At the same time, they worked on enlarging the picture width, but this all proved to be very difficult.
There was not enough room inside the shutter, so the frame was asymmetrically widened at first. This meant that the light beam from the lens and the center of the picture frame had shifted, just like the shifting control of the PC Nikkor lens, which came later.
As the shutter was improved, this "shifting" was later solved.
This 24 x 34 mm-format Nikon camera was called the Nikon M, and was released in October of 1949. (In order to distinguish between the very first Nikon camera and this later edition, many people refer to the original one as the "Nikon I [One]").
Nikon had created a camera that virtually ensured steady sales through improvements in film advancing, picture size, and other areas.
In 1950, the "high performance" of the Nikkor lens was appraised in the U.S., and accolades began rolling in from around the world.
This was the beginning of the "Nikon legend". Let's not stray from the subject, though. Back to the camera body itself......
Back then, the Nikkor lenses that were attached to Leica cameras — and later to Contax cameras — were very popular among professional photographers.
Later, the Nikon M and the Nikkor lens were used in combination by professionals, and the camera body was also highly regarded for its durability and temperature resistance.
Particularly during the Korean War, the design for smooth shutter movement, the lubricating technology, and other improvements paid off.
The camera worked in colder places where other cameras wouldn't.
Nikon's popularity grew thanks to these developments, but the camera did not have a flash-sync mechanism, which many other cameras did incorporate.

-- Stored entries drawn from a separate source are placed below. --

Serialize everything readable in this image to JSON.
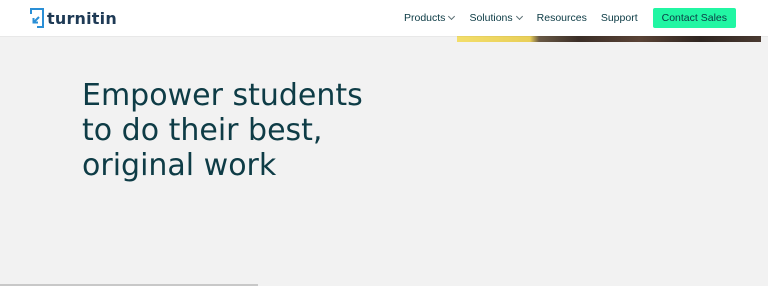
{
  "brand": {
    "name": "turnitin",
    "icon": "turnitin-logo-icon"
  },
  "nav": {
    "items": [
      {
        "label": "Products",
        "has_dropdown": true
      },
      {
        "label": "Solutions",
        "has_dropdown": true
      },
      {
        "label": "Resources",
        "has_dropdown": false
      },
      {
        "label": "Support",
        "has_dropdown": false
      }
    ],
    "cta_label": "Contact Sales"
  },
  "hero": {
    "headline_lines": [
      "Empower students",
      "to do their best,",
      "original work"
    ]
  },
  "colors": {
    "header_bg": "#ffffff",
    "page_bg": "#f2f2f2",
    "text_dark": "#0e3c46",
    "cta_bg": "#21f6a3",
    "logo_blue": "#2a8fd6"
  }
}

Therefore, based on the 6FB camera body, a sync contact was added. From this they were able to devise a mechanism where the switch would be turned on by the movement of the shutter's front curtain.
This camera, called the Nikon S, was released at the end of 1950.
Nikon's popularity spread even further, and production started to increase.
Regarding Nikkor lenses, which I earlier acknowledged are deserving of credit for kicking off the "Nikon legend"... the base of the S-type lens was established during the 6FB era.
There were many interchangeable lenses released, like the hi-speed 5 cm f/1.4 lens, the 2.8 cm f/3.5 wideangle lens, and the 25 cm f/4 telephoto lens for reflex box (an accessory which converted a direct-view viewfinder camera to an SLR camera).
These were being used at different shooting locations and performed at high levels.
The Nikon S, which was based on the Nikon I, underwent no further improvements itself.
Although it was still popular, its lower magnification ratio of 0.6 x, excessive weight and a form that caused difficulties in mass production were addressed during the design of its successor, the Nikon S2 (refer to Vol. 8).
The founding Nikon camera (Nikon I) was designed while Nippon Kogaku was busy studying German cameras, trying to learn as much as they could.
Therefore, as with many other cameras made in Japan, there is a heavy German influence. While other manufacturers were busy simply copying Leica cameras, though, Nippon Kogaku showed its courage and superior capabilities by achieving improvements in operational ease and basic performance.
They also applied the optical knowledge and engineering skills acquired during their experience with high-precision optical machines to the development of cameras and lenses.
Nippon Kogaku has performed countless experiments, and we have seen an incredible number of improvements born of those efforts.
This could possibly be linked to the earnest attitude seen in Japanese camera manufacturers following W.W. II.
However, Nippon Kogaku's camera developmental style did not display the dexterity that might be expected from a Japanese company.
They were more "argumentative", and at the same time they were "optimistic" — decidedly "un-Japanese" traits.
Traits which defined the camera's character, and can still be seen even in the modern-day Nikon F5.
The corporate personality of Nikon appearing clearly in its cameras is a characteristic that began to emerge during the development of the very first Nikon camera.